= Osmund Caine =

English painter

George Osmund Caine (16 July 1914 – 11 November 2004) was an artist, art teacher and stained-glass designer.

Caine was born in Manchester, England and studied at the Birmingham School of Art. He taught art at the Kingston School of Art, and then at Twickenham College of Technology, where he founded its graphic design school.

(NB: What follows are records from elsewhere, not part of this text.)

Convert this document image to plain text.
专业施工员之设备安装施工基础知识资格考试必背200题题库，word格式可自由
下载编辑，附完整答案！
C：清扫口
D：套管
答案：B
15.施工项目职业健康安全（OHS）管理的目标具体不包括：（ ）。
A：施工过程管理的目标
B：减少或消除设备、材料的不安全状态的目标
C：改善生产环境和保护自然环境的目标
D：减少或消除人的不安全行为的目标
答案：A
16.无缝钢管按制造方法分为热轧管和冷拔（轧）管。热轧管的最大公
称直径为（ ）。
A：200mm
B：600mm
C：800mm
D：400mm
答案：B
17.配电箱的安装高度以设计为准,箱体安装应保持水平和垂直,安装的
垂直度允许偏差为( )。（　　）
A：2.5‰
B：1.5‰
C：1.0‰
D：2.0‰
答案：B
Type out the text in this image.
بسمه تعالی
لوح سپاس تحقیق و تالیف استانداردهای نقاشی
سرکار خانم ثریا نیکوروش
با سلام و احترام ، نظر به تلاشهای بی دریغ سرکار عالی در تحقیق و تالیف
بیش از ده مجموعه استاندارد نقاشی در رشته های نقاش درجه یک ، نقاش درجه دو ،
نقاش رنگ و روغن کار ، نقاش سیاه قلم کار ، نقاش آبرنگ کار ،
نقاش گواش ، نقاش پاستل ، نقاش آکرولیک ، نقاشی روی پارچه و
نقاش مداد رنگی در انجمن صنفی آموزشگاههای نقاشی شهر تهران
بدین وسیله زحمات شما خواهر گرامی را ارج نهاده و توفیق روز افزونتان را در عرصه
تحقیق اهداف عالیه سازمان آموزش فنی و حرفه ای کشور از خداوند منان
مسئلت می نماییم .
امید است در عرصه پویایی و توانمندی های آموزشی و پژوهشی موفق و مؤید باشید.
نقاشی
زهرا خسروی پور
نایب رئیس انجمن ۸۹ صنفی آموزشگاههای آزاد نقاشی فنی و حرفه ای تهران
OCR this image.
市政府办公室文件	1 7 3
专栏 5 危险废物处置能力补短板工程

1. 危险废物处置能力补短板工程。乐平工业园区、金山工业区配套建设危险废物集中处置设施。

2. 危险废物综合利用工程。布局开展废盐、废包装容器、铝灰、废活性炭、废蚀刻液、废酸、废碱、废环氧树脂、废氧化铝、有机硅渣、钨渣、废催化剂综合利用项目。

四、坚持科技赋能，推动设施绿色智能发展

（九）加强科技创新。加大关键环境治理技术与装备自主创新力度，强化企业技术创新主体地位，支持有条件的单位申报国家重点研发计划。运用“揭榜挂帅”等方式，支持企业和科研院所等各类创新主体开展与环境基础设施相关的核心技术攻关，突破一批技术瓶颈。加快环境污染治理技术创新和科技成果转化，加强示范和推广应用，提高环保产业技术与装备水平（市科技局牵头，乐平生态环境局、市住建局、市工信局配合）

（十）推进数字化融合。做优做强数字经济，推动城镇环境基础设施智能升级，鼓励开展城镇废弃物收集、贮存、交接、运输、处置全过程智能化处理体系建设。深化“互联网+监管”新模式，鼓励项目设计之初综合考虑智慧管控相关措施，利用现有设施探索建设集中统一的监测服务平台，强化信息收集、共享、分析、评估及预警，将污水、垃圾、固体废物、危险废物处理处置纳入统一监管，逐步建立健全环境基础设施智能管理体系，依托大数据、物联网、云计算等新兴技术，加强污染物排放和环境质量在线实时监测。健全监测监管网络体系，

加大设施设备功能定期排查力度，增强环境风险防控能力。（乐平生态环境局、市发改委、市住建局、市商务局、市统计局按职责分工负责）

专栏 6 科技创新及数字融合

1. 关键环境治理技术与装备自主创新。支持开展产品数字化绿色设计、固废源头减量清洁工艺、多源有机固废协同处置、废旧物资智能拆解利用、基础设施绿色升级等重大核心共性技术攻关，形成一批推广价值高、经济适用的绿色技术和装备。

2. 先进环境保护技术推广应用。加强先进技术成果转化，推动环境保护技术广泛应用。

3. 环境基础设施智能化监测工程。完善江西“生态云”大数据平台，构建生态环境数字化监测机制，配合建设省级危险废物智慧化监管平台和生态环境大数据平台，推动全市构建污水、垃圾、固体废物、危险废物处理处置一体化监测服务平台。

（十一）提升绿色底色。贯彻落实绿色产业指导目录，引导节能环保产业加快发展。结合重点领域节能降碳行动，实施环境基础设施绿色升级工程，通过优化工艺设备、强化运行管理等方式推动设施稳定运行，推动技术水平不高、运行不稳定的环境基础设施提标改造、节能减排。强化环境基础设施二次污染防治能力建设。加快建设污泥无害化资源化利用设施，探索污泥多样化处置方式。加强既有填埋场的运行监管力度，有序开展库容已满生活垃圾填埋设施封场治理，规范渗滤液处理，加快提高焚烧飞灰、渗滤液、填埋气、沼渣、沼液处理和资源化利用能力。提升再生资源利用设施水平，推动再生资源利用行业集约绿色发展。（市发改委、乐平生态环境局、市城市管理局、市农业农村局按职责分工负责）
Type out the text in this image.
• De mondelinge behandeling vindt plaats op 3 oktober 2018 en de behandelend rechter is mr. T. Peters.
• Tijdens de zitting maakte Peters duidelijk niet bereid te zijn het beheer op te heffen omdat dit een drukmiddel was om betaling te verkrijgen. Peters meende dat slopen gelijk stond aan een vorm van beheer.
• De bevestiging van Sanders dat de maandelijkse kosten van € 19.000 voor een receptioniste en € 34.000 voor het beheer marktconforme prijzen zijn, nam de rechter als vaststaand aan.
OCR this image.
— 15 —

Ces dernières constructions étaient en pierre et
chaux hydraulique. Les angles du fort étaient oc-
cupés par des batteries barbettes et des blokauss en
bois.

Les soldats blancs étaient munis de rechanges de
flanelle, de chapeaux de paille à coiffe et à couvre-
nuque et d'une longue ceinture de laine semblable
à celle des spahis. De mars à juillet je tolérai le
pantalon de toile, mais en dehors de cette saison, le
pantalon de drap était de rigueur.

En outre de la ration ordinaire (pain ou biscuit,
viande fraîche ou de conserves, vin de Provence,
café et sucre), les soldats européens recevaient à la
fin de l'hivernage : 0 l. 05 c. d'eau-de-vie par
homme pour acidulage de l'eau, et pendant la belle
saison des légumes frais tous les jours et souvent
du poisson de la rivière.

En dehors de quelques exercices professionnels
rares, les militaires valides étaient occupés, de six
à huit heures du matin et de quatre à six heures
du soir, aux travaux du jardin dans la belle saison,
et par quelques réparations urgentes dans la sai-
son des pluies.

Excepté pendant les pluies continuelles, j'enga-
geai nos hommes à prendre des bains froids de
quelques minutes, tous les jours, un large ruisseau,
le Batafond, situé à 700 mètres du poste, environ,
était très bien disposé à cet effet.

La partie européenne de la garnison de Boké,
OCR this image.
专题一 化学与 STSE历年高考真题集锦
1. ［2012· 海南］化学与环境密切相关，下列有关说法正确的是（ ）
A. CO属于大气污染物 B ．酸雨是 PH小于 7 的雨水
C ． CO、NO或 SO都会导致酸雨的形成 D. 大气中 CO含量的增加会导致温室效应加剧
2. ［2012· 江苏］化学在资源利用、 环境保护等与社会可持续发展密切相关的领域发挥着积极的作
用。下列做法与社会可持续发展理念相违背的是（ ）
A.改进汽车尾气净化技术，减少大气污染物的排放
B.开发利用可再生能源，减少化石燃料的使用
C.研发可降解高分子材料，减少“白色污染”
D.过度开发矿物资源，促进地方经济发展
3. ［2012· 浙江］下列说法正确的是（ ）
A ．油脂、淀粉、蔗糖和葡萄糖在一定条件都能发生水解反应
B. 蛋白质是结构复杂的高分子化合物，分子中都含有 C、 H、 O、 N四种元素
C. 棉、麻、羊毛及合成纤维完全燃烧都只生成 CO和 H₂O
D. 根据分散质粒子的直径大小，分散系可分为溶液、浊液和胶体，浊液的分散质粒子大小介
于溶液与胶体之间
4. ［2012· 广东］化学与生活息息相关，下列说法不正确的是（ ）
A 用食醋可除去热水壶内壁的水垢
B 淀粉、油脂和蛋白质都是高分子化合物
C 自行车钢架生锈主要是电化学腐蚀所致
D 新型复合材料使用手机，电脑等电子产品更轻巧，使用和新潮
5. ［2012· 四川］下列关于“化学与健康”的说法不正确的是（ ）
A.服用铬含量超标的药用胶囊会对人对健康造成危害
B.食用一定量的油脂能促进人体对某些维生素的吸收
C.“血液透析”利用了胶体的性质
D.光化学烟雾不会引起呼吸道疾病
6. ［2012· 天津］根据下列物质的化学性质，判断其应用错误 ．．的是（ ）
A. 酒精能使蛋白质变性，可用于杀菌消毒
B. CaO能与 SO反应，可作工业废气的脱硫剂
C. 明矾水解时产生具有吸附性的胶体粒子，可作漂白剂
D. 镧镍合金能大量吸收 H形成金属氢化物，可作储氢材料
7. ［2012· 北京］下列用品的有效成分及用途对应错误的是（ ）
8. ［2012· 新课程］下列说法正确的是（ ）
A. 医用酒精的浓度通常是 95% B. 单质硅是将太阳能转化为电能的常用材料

In 1948 he moved to a house on Kingston Hill, where he lived with his wife Mary whom he married in 1944. They had four sons and a daughter.

==Works==
Caine's paintings have been described as “more Stanley Spencer than Stanley Spencer”. His works include:
- Wedding at Twickenham Parish Church (1948), which is in the London Borough of Richmond upon Thames Art Collection
- Zebras, Chessington Zoo, Surrey, which is at Kingston History Centre in the Royal Borough of Kingston upon Thames
- Spider Hutments, Mychett Barracks, Aldershot 1940, which is in the British Government Art Collection
- The Grand Union Canal, Brentford Lock, painted in 1954, which is in the British Government Art Collection

The most extensive collection of Caine's stained glass is at the Grade II* listed All Saints' Church, Four Oaks in Bellwell Lane, Birmingham. Caine also designed the stained glass east window to the chancel of the Church of St Cuthbert in Portsmouth.